# Mathematical web page of Sebastien Martineau

## General Presentation

This web page presents my research, my teaching material, several mathematical links and a few other things.

The text of this web page is fully in English but many documents are only available in French.
This is not the case as far as research is concerned.

If you need to contact me, click here.

## Research

I obtained in December 2014 a PhD in mathematics under the supervision of Vincent Beffara, at the UMPA.

My thesis is entitled: Percolation on groups and directed models.
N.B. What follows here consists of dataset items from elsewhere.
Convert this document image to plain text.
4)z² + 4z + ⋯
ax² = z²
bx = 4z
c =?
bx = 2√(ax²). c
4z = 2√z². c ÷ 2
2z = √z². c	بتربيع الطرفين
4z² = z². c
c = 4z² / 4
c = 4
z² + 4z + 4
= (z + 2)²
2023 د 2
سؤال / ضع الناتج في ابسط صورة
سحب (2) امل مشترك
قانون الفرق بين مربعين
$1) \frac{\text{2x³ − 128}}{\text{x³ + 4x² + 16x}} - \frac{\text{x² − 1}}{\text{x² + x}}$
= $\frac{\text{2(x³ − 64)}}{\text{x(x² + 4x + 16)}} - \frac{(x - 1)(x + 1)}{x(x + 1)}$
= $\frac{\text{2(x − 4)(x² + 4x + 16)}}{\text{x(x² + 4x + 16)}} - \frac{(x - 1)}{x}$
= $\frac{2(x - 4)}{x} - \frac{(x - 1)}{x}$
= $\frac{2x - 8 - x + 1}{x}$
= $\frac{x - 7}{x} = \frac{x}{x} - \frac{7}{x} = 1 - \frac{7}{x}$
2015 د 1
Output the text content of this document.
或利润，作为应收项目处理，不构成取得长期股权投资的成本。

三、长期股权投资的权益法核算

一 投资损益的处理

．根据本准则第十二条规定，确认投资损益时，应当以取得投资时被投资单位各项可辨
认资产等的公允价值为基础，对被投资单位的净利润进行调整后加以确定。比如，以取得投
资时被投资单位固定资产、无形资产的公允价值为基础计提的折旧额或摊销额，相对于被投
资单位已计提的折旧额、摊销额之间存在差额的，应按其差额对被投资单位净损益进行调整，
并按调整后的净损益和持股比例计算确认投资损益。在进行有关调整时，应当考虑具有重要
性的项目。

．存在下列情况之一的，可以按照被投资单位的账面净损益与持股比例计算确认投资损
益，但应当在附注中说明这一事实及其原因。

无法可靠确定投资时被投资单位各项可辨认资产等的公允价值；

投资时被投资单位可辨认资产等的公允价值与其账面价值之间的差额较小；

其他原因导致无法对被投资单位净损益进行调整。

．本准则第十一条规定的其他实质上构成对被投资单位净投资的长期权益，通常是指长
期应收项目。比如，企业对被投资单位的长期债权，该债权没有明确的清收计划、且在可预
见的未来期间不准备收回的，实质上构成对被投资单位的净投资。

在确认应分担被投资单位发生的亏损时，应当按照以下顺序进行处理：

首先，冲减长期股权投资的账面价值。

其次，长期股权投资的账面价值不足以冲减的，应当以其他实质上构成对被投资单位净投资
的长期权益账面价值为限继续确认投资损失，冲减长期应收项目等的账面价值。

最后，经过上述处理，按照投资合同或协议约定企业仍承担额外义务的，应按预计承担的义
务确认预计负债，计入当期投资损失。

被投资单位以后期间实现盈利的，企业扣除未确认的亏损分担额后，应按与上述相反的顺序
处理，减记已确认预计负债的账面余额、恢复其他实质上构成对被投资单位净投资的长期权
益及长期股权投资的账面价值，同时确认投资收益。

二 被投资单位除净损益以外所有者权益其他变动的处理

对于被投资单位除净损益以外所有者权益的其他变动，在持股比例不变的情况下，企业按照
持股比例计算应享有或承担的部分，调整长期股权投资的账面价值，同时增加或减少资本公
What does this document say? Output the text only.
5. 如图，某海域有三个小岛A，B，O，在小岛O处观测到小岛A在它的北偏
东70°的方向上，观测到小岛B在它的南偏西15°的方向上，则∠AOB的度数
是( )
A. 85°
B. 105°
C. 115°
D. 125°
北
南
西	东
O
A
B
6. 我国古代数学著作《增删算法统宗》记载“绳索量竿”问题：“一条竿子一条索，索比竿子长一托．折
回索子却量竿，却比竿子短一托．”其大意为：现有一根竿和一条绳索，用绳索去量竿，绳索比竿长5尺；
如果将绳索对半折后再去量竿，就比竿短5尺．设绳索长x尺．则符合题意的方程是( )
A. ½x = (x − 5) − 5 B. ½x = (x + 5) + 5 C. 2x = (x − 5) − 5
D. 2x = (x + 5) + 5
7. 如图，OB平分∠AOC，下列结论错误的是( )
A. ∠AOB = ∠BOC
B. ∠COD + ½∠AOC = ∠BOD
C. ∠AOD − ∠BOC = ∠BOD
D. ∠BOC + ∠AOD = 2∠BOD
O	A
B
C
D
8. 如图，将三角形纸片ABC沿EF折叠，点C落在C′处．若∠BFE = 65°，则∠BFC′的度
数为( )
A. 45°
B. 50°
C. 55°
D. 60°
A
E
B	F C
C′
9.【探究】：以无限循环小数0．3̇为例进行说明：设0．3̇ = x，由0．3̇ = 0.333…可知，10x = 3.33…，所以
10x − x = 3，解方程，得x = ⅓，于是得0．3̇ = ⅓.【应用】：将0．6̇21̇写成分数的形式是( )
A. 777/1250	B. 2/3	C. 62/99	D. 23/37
After 2 years at the Weizmann Institute of Science, as a postdoc hosted by Itai Benjamini and Gady Kozma,

I am now working at the Université Paris-Sud, as a postdoc of Nicolas Curien and Jean-François Le Gall.

## Presentation

Take a porous stone and plunge it into water. We would like to know whether the water penetrates deeply into the stone or only superficially. Percolation theory allows us to answer this question without breaking the stone. First, weigh the stone to determine its porosity $$p$$, that is its proportion of holes. Then, define a probabilistic model of a stone with porosity $$p$$. To do so, divide a non-porous stone into tiny cubes and throw each of them away with probability $$p$$, independently. Cubes that are not thrown away stay at the same position. If the study of this model reveals that the probability of the event of deep infiltration is very close to 0 or 1, we may postulate that our stone agrees with the majority. And it turns out that, in the limit, this is the case: there is a critical parameter $$p_c$$ such that infiltration typically occurs if $$p > p_c$$ and typically does not occur if $$p < p_c$$. By measuring one number, we have solved a complex geometric problem with a low probability of error.
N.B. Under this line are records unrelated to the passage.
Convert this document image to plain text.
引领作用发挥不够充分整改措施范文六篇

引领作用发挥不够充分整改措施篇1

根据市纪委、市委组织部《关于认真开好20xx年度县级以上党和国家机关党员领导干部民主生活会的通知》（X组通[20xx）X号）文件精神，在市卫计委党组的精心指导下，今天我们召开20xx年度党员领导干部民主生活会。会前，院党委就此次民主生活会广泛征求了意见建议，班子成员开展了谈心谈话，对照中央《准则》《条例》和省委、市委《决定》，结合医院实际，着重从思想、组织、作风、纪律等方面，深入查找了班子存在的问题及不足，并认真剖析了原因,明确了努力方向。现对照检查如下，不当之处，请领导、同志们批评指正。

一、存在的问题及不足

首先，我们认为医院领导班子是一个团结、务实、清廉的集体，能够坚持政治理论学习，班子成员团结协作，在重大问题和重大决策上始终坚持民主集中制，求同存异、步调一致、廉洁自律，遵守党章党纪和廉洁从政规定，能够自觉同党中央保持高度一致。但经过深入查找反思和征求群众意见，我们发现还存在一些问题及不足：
Mathematically, we consider a graph ($$\mathbb{Z}^3$$ for the stone problem) and a real number $$p$$ between 0 and 1. Each edge is then kept with probability $$p$$ and removed otherwise, in an independent way. We want to know if this random subgraph typically contains an infinite connected component or not.

I study this process for a finitely generated group instead of $$\mathbb{Z}^3$$. I want to understand how the critical parameter depends on the graph under study and what can be said about the connected components that appear. More generally, I am interested in statistical mechanics, ergodic theory and the geometry of graphs/groups.

## Teaching

From September 2011 to June 2015, I gave exercise sessions and coures at the mathematics department of the ENS Lyon.

When the level of a teaching activity is unspecified, it corresponds to "third year of University".

Master 1 corresponds to the fourth year of University and agrégation is prepared during the fifth year of University.

From 2011 to 2015, I taught the probability course to the students preparing agrégation. Here are my lecture notes (which unfortunately do not cover all the material taught in class), the exercise sheets and some additional material.

From 2011 to 2015, I supervised agrégation lessons. For the one on combinatorics, I typed these notes.

In winter 2012, I led with François Le Maître a student working group on John Meier's book Groups, graphs and trees.

In fall 2012, Emmanuel Jacob and I gave the TA of the course Introduction to probability, which was taught by Grégory Miermont. Here are the solutions to some of these exercises.

During winter and spring 2014, Emmanuel Jacob, Vincent Tassion and I gave the TA of the course Integration and probability, which was taught by Grégory Miermont.
Here are his lecture notes.

In 2014 and 2015, I gave the TA of the course Brownian motion and stochastic processes, which was taught by Emmanuel Jacob (Master 1).

In January 2014, I was teaching at the snow class for students preparing agrégation. We talked about a few things, including countable connected sets.

During winter and spring 2015, I gave a course for non-mathematicians called Glimpses of mathematics.

At last, during the academic year 2014-2015, Emmanuel Jacob and I were in charge of the preparation to the option A of agrégation (probability and statistics)). Here are a few Scilab exercises.